The consensus seems to be that while such technicians warrant recognition, it shouldn’t rank above the Bronze Star with V-device – for valor – as is now planned. While Bronze Stars are fairly common, those with V devices – for combat gallantry – are much more rare. Only one in 40 Bronze Stars are awarded with a V-device, for those who performed well under fire at great personal risk.

“Soldiers right now are going on patrol every day hoping to not step on an IED or be engaged by sniper fire after 9 or 12 months and will leave with an AAM [Army Achievement Medal] or ARCOM [Army Commendation Medal] or heavens forbid a Purple Heart,” one posted at the Army Times website. “Meanwhile a Soldier can sit behind a video screen move a joystick, push some buttons and then go home, go out for a steak dinner, sleep in their own bed, and kiss their spouse and kids goodnight and have the potential to get an award that is higher, this is ridiculous.”



Bronze Star with V-device

Critics have set up a petition on the White House website, asking the new medal not rank above a Bronze Star with V-device. “Under no circumstance should a medal that is designed to honor a pilot, that is controlling a drone via remote control, thousands of miles away from the theater of operation, rank above a medal that involves a soldier being in the line of fire on the ground,” the petition reads. “This is an injustice to those who have served and risked their lives and this should not be allowed to move forward as planned.”

But the Pentagon is sticking to its joystick.

“This is for direct impacts,” Juliet Beyler, the acting director of officer and enlisted personnel management at the Pentagon, told Jim Garamone of the Pentagon’s American Forces News Service. “There are other meritorious awards that recognize service over a period of time — this [award] is intended to recognize specific impacts on the battlefield.” She likened it to the Distinguished Flying Cross, which isn’t awarded for a career or combat tour, but for a specific event.

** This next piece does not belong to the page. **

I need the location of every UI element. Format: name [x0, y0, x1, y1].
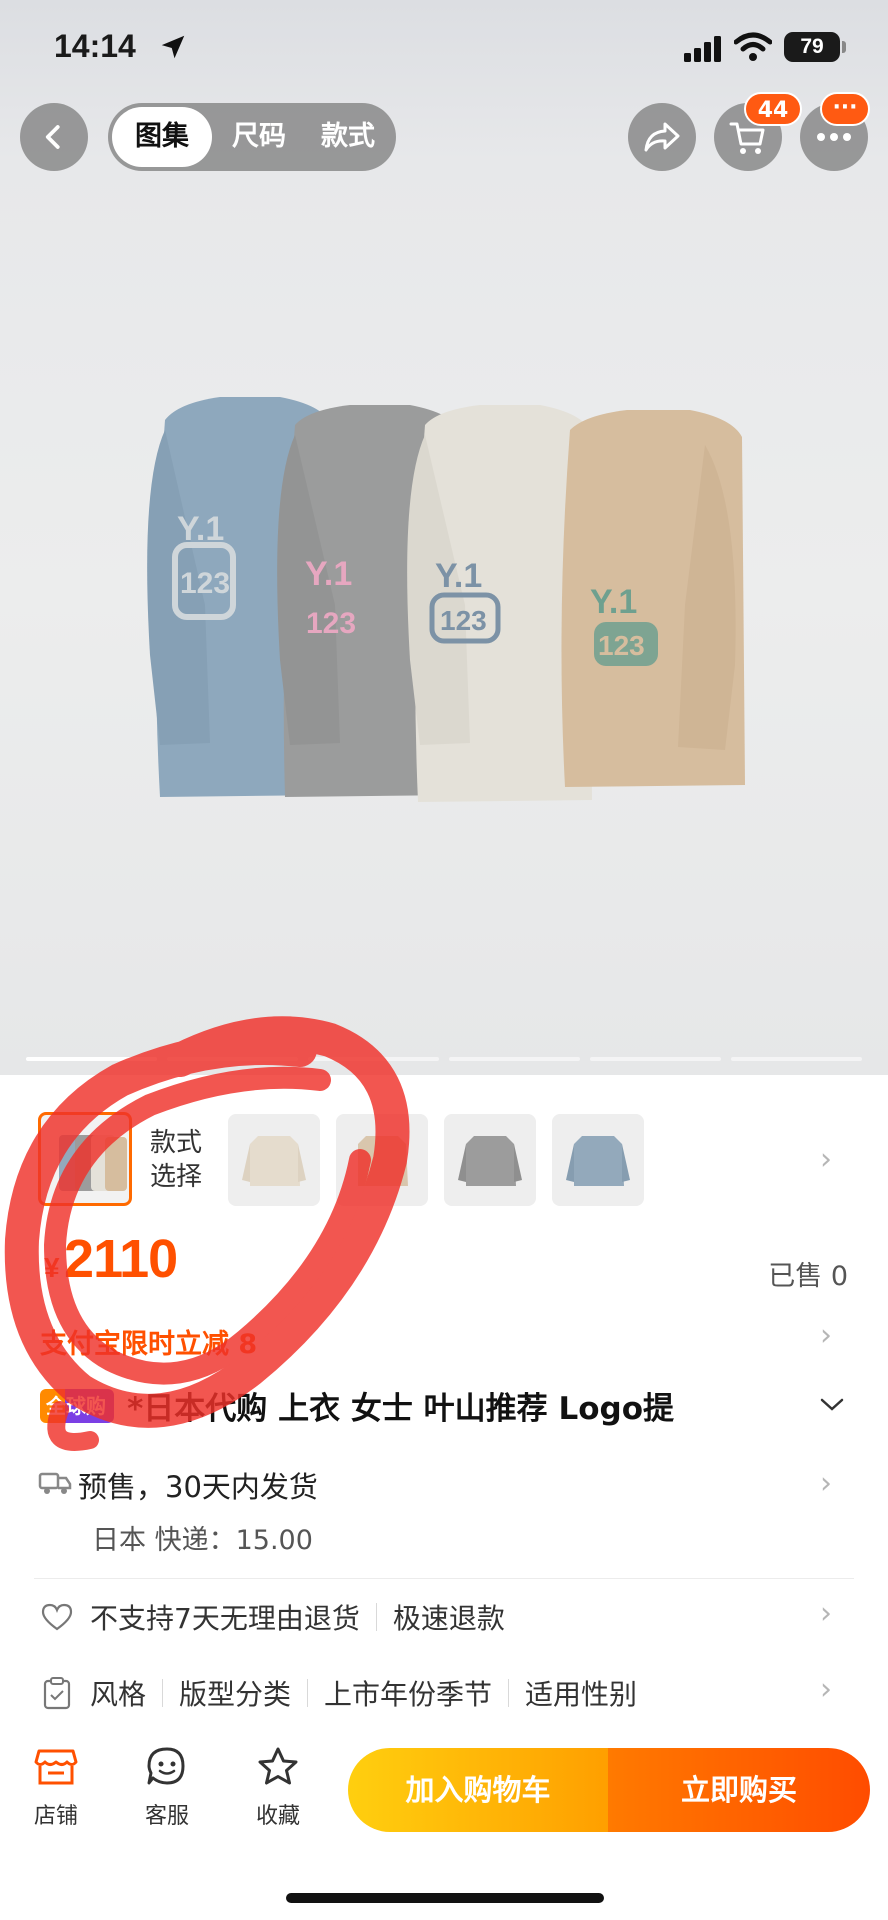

Peter W. Singer, a robowar scholar, hailed the Pentagon’s action in a column in Sunday’s Washington Post:

The Distinguished Warfare Medal perfectly encapsulates how war, though changing, in many ways remains the same. Just as it was 5,000 years ago, war today is a story both tragic and glorious, an arena where terrible things take place but individuals distinguish themselves through extraordinary acts. New technology is rewriting major parts of that story, however — the who, the how, the where and even the why of those terrible things and extraordinary acts. We can decry it, we can mock it, or we can simply recognize that this is the reality of our strange new world of robotic planes, computerized weapons and medals that aren’t for valor in combat.

All well and good, but the betting here at Battleland is that the DWM’s order of precedence will end up being taken down a peg so that it doesn’t eclipse the Bronze Star with V-device.